Note that your DatasetDict must contain tokens besides raw text (which typically includes ‘input_ids’, ‘token_type_ids’, ‘attention_mask’)

num_classes = 6 # the number of classes

seed_everything(42)

model_name='roberta-base'
_model = RobertaForSequenceClassification.from_pretrained(model_name,num_labels=num_classes)
_model = _model.to('cuda:0')

/home/quan/anaconda3/envs/nlp_dev/lib/python3.10/site-packages/huggingface_hub/file_download.py:1132: FutureWarning: `resume_download` is deprecated and will be removed in version 1.0.0. Downloads always resume when possible.
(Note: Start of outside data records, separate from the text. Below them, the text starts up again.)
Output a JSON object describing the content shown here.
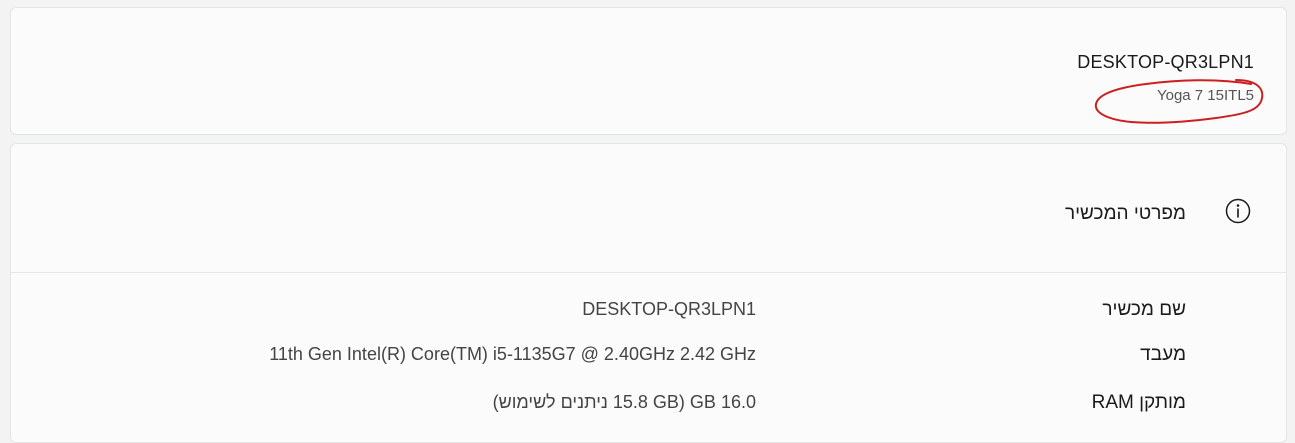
{
  "device": {
    "name": "DESKTOP-QR3LPN1",
    "model": "Yoga 7 15ITL5"
  },
  "specs": {
    "title": "מפרטי המכשיר",
    "icon": "info-icon",
    "rows": [
      {
        "label": "שם מכשיר",
        "value": "DESKTOP-QR3LPN1"
      },
      {
        "label": "מעבד",
        "value": "11th Gen Intel(R) Core(TM) i5-1135G7 @ 2.40GHz   2.42 GHz"
      },
      {
        "label": "מותקן RAM",
        "value": "16.0 GB (15.8 GB ניתנים לשימוש)"
      }
    ]
  },
  "colors": {
    "annotation": "#cc1f1f",
    "background": "#f3f3f3",
    "card": "#fbfbfb"
  }
}
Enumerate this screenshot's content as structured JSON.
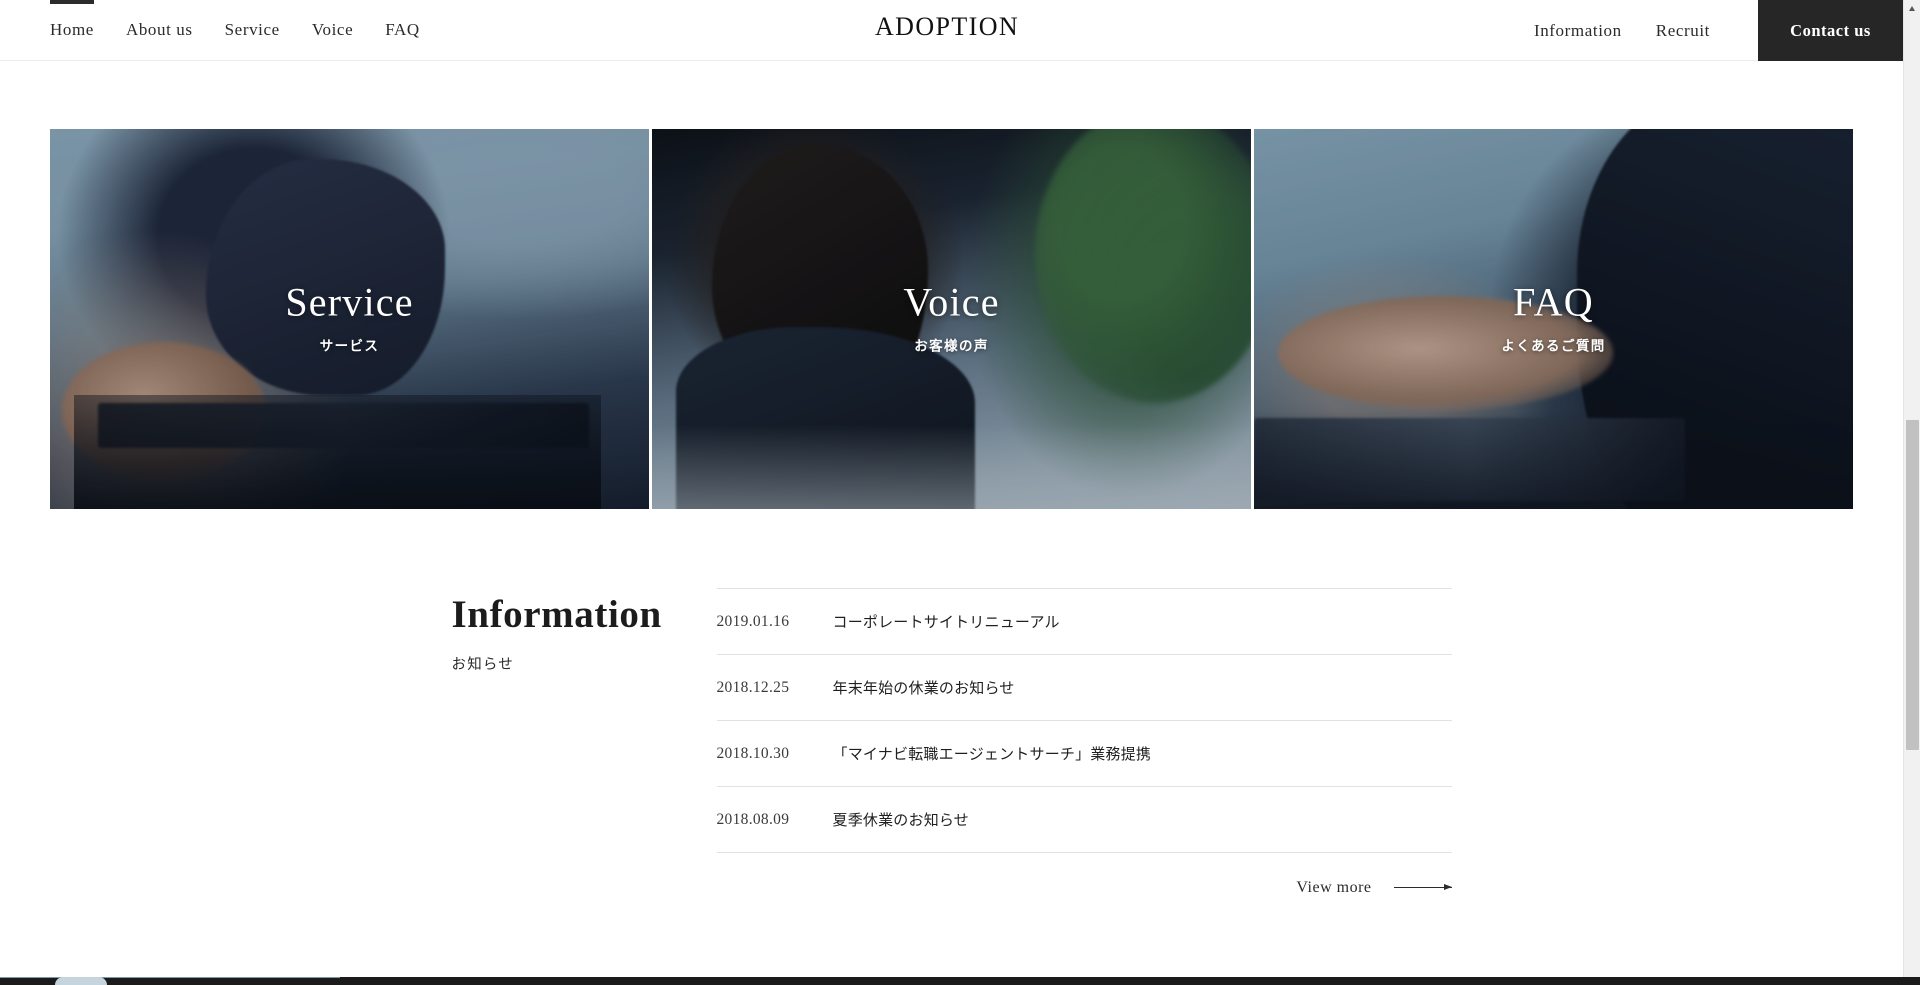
{
  "header": {
    "logo": "ADOPTION",
    "nav_left": [
      {
        "label": "Home",
        "active": true
      },
      {
        "label": "About us",
        "active": false
      },
      {
        "label": "Service",
        "active": false
      },
      {
        "label": "Voice",
        "active": false
      },
      {
        "label": "FAQ",
        "active": false
      }
    ],
    "nav_right": [
      {
        "label": "Information"
      },
      {
        "label": "Recruit"
      }
    ],
    "contact_button": "Contact us",
    "contact_bg": "#262626"
  },
  "tiles": [
    {
      "title": "Service",
      "subtitle": "サービス"
    },
    {
      "title": "Voice",
      "subtitle": "お客様の声"
    },
    {
      "title": "FAQ",
      "subtitle": "よくあるご質問"
    }
  ],
  "information": {
    "title": "Information",
    "subtitle": "お知らせ",
    "news": [
      {
        "date": "2019.01.16",
        "text": "コーポレートサイトリニューアル"
      },
      {
        "date": "2018.12.25",
        "text": "年末年始の休業のお知らせ"
      },
      {
        "date": "2018.10.30",
        "text": "「マイナビ転職エージェントサーチ」業務提携"
      },
      {
        "date": "2018.08.09",
        "text": "夏季休業のお知らせ"
      }
    ],
    "view_more": "View more"
  }
}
If you want to force a new download, use `force_download=True`.
  warnings.warn(
Some weights of RobertaForSequenceClassification were not initialized from the model checkpoint at roberta-base and are newly initialized: ['classifier.dense.bias', 'classifier.dense.weight', 'classifier.out_proj.bias', 'classifier.out_proj.weight']
You should probably TRAIN this model on a down-stream task to be able to use it for predictions and inference.

metric_funcs = [partial(f1_score,average='macro'),accuracy_score] 
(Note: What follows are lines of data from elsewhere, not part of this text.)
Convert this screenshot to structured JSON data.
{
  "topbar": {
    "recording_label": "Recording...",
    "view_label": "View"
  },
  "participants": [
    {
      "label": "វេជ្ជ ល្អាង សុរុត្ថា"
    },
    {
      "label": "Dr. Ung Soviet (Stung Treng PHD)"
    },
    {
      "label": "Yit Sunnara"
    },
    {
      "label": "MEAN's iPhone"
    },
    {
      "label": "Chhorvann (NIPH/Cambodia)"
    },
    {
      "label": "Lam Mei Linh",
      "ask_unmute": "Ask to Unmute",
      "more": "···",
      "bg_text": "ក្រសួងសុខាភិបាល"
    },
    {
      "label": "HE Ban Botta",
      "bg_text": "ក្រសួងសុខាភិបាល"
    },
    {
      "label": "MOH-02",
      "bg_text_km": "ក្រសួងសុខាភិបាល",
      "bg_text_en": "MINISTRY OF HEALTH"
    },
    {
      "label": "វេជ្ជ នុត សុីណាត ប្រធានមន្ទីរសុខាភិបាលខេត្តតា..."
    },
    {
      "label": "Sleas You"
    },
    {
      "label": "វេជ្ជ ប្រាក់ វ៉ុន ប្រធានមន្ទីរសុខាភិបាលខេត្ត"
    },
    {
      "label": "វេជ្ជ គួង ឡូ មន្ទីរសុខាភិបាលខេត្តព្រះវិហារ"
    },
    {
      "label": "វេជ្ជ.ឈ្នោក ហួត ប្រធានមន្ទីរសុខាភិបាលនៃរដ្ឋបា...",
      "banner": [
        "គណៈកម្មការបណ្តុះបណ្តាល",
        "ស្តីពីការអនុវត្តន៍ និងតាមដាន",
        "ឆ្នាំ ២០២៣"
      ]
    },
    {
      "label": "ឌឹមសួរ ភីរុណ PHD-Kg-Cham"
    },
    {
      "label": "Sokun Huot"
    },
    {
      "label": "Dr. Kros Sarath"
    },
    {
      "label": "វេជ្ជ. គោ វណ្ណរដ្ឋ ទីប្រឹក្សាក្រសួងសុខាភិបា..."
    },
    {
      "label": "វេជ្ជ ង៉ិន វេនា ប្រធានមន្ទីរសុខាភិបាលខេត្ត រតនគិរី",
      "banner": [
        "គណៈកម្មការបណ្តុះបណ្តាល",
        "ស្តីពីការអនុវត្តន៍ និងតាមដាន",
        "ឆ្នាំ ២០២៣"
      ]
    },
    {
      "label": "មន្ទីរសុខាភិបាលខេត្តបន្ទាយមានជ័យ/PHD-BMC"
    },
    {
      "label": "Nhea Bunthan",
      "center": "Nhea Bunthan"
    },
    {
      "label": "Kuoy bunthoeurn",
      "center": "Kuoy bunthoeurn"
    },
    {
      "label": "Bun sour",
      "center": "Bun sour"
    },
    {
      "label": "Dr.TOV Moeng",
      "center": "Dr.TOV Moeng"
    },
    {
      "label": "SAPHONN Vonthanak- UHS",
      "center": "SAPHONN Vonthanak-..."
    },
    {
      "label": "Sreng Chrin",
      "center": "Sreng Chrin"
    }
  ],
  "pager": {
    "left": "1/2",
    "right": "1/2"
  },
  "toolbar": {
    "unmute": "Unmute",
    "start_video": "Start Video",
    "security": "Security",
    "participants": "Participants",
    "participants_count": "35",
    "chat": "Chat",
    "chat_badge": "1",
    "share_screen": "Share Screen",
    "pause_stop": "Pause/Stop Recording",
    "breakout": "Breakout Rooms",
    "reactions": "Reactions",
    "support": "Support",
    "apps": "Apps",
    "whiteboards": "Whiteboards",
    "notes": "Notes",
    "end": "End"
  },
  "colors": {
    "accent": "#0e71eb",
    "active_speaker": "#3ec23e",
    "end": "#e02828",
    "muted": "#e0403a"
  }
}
# note that you omit the `data_store` argument
controller = ModelController(_model,seed=42)

lr = 1e-4
bs=32
wd=0.01
epochs= 3

controller.fit(epochs,lr,
               ddict=main_ddict, # Put in your tokenized datasetdict here
               metric_funcs=metric_funcs,
               label_names='Department Name',
               head_sizes=num_classes,
               batch_size=bs,
               weight_decay=wd,
               save_checkpoint=False,
               compute_metrics=compute_metrics,
               tokenizer=_tokenizer,
              )

[849/849 02:12, Epoch 3/3]

Epoch	Training Loss	Validation Loss	F1 Score Department name	Accuracy Score Department name
1	No log	0.299611	0.733846	0.910738
2	0.414500	0.257584	0.748776	0.920018
3	0.414500	0.263301	0.747707	0.921564

controller.trainer.model.save_pretrained('./sample_weights/model_progress')
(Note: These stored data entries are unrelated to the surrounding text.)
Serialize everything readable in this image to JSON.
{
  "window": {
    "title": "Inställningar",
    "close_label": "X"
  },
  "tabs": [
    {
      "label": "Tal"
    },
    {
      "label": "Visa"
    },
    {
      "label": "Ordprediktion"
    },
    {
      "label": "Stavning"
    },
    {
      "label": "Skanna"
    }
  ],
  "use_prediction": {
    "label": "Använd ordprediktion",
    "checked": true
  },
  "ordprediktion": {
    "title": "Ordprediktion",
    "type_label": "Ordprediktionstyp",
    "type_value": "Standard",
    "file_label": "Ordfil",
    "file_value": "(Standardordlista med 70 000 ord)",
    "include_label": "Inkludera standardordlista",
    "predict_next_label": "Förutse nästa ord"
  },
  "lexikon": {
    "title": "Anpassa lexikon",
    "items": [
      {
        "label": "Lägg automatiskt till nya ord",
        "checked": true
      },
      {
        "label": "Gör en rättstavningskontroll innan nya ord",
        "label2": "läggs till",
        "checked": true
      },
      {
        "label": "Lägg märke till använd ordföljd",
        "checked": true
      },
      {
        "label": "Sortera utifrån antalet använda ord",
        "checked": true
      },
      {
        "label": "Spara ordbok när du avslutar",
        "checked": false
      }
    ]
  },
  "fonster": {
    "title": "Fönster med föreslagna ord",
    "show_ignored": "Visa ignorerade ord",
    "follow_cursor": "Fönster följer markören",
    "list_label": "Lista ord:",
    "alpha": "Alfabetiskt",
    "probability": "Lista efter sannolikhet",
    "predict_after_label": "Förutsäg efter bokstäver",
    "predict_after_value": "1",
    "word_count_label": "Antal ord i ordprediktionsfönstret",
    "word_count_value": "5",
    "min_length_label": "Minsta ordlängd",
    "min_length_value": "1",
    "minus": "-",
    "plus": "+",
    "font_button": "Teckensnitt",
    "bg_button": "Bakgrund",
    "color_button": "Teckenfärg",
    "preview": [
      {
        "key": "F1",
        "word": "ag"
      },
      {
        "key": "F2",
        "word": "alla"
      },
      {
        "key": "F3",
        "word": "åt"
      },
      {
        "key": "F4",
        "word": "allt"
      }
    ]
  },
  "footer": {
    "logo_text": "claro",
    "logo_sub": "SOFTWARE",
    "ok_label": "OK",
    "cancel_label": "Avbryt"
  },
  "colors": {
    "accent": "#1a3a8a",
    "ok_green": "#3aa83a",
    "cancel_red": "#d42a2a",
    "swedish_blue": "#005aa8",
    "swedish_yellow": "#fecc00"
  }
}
c) Make predictions, using TextDataController

Load trained model

trained_model = RobertaForSequenceClassification.from_pretrained('./sample_weights/model_progress',num_labels=6).to('cuda:0')

controller = ModelController(trained_model,tdc,seed=42)

Predict Train/Validation set

Make prediction on all validation set

df_val = controller.predict_ddict(ds_type='validation')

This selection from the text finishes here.